Malgré tout, le film reste dans le canon narratif et stylistique propre aux films exotiques de son époque : décors lointains (en fait, la Californie), seconds rôles « pittoresques » et gentiment xénophobes (des Sud-Américains à l’accent appuyé, un peu crétins et motivés par la seule récompense pécuniaire), ou la progression du récit, calquée sur tous les films de monstres, avec en pinacle l’enlèvement de l’héroïne, concernant la vraisemblance duquel les différences de morphologie de l’agressée et de l’agresseur laissent perplexe. C’est sur ce point, d’ailleurs, que le film va se distinguer : à compter de cet enlèvement peu compréhensible, le film va progresser dans une direction à la brutalité étonnante.

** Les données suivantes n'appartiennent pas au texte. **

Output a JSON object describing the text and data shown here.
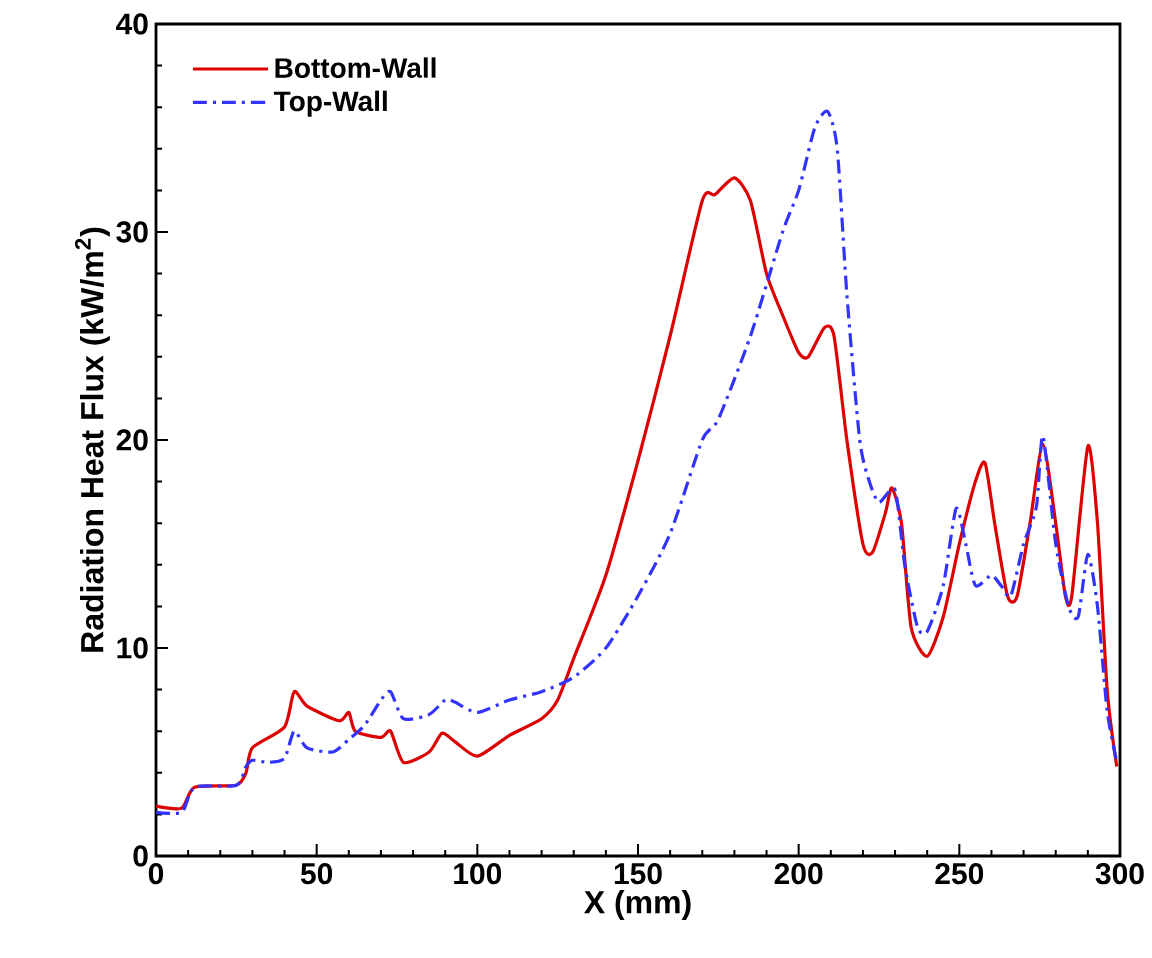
{
  "chart_data": {
    "type": "line",
    "xlabel": "X (mm)",
    "ylabel": "Radiation Heat Flux (kW/m$^{2}$)",
    "xlim": [
      0,
      300
    ],
    "ylim": [
      0,
      40
    ],
    "xticks": [
      0,
      50,
      100,
      150,
      200,
      250,
      300
    ],
    "yticks": [
      0,
      10,
      20,
      30,
      40
    ],
    "grid": false,
    "legend": "top left",
    "marker": "none",
    "series": [
      {
        "name": "Bottom-Wall",
        "color": "#dd0000",
        "line_style": "solid",
        "x": [
          0,
          8,
          12,
          25,
          28,
          30,
          40,
          43,
          47,
          57,
          60,
          62,
          70,
          73,
          77,
          85,
          89,
          93,
          100,
          110,
          120,
          125,
          130,
          140,
          150,
          160,
          170,
          174,
          180,
          185,
          190,
          195,
          200,
          203,
          208,
          211,
          215,
          220,
          223,
          227,
          229,
          232,
          235,
          240,
          245,
          250,
          255,
          258,
          261,
          265,
          268,
          272,
          276,
          280,
          283,
          285,
          290,
          293,
          296,
          299
        ],
        "values": [
          2.4,
          2.3,
          3.3,
          3.4,
          4.0,
          5.2,
          6.2,
          7.9,
          7.2,
          6.5,
          6.9,
          6.0,
          5.7,
          6.0,
          4.5,
          5.0,
          5.9,
          5.5,
          4.8,
          5.8,
          6.6,
          7.5,
          9.5,
          13.5,
          19,
          25,
          31.5,
          31.8,
          32.6,
          31.5,
          28,
          26,
          24.2,
          24,
          25.4,
          25,
          20,
          15,
          14.6,
          16.5,
          17.7,
          16,
          11,
          9.6,
          11.5,
          15,
          18,
          18.9,
          16,
          12.5,
          12.5,
          16,
          19.8,
          16,
          12.5,
          12.5,
          19.7,
          16,
          8,
          4.3
        ]
      },
      {
        "name": "Top-Wall",
        "color": "#3333ff",
        "line_style": "dashdot",
        "x": [
          0,
          8,
          12,
          25,
          28,
          30,
          35,
          40,
          43,
          47,
          55,
          60,
          65,
          70,
          73,
          77,
          85,
          90,
          93,
          100,
          110,
          120,
          130,
          140,
          150,
          160,
          170,
          175,
          185,
          195,
          200,
          205,
          209,
          212,
          215,
          219,
          222,
          225,
          230,
          233,
          237,
          240,
          245,
          249,
          252,
          255,
          260,
          263,
          266,
          270,
          274,
          276,
          280,
          284,
          287,
          290,
          293,
          296,
          299
        ],
        "values": [
          2.1,
          2.1,
          3.3,
          3.4,
          4.3,
          4.6,
          4.5,
          4.7,
          6.0,
          5.2,
          5.0,
          5.6,
          6.3,
          7.5,
          7.9,
          6.6,
          6.8,
          7.5,
          7.4,
          6.9,
          7.5,
          7.9,
          8.6,
          10,
          12.5,
          15.5,
          20,
          21,
          25,
          30,
          32,
          35,
          35.8,
          34,
          27,
          20,
          18,
          17,
          17.6,
          14,
          11,
          10.8,
          13,
          16.7,
          15,
          13,
          13.5,
          13,
          12.5,
          15,
          16.8,
          20.2,
          15,
          12,
          11.5,
          14.5,
          12,
          7,
          4.5
        ]
      }
    ]
  }
}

On y meurt avec une déconcertante facilité, avec une violence perturbante : on demeure dans l’horreur, et ce, même si on range aujourd’hui volontiers L’Étrange Créature du lac noir dans la case « familiale », comme un film dont le temps aurait atténué la teneur épouvantable.
Jack Arnold saisit l’opportunité, avec cette 3D, de construire un Éden, de nous permettre de le visiter dans toute sa beauté, toute son étrangeté, pour mieux accentuer l’absurdité du conflit – fratricide ? – qui va s’y dérouler. C’est un œcuménisme de franc-tireur que celui du réalisateur : une vision pour laquelle il allie le fond et la forme, l’éthique et le gimmick. Un prodige artistique, qui mérite aujourd’hui d’être redécouvert sur grand écran.